Essas disposições contrárias à universidade são provenientes de uma cultura intelectual, forjada nos anos 70, especificamente através da Revue Philosophique, em que a posição do “intelectual livre”, ou seja, não universitário, exprimia um significado subversivo em relação à ordem filosófica e psicológica vigente na universidade. Os sorbonnards, como

foram chamados os filósofos espiritualistas como Elme Caro e Paul Janet, representavam o discurso oficial, contra o qual a nova psicologia experimental e fisiológica lutava. Nos anos 90, contudo, a filosofia e a psicologia universitárias passaram a ser ocupadas pelos psicólogos experimentais ou sociólogos evolucionistas, como Théodule Ribot e Alfred Espinas, mas o mesmo não ocorreu com os psicólogos sociais em razão da falta de credenciais acadêmicas.

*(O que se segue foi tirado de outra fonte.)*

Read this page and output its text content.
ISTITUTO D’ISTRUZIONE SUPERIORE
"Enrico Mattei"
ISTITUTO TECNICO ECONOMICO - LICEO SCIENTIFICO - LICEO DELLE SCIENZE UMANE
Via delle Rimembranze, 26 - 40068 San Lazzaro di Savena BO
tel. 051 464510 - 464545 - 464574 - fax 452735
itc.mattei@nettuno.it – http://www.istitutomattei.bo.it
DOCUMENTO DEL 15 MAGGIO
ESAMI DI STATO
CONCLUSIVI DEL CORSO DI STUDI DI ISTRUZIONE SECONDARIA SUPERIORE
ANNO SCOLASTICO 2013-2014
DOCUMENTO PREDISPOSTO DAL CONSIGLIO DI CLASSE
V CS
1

A crítica à especialização e a valorização de um público mais amplo pode ser associada, além da posição da psicologia social em relação às outras ciências sociais, ao modo como se deu a formação e a profissionalização dos psicólogos. Uma formação relativamente autodidata é possivelmente um fator importante dos autores “ecléticos”, caracterizados pelo ímpeto de aliar teorias sociais diversas. O repertório típico desses autores mistura teorias raciológicas, climáticas e culturalistas. O estilo de Taine, de Les origines de la France

contemporaine, pleno de referências literárias e de dramatização histórica, impregna essas

obras e as situam numa posição intermediária entre o pólo científico e o pólo literário, num período em que eles se opunham e que a figura do grand homme que Taine encarnava estava em extinção37. Os psicólogos sociais atingiam mais de 50 anos na década de 90 e, alheios aos centros de inovação controlada, traziam na bagagem o capital intelectual requerido pelo público não especialista; ao mesmo tempo, sobrevivendo como escritores de manuais escolares, de best-sellers, de artigos de jornal ou revista literária ou como professores em instituições privadas, seu destino estava determinado por esse mesmo público.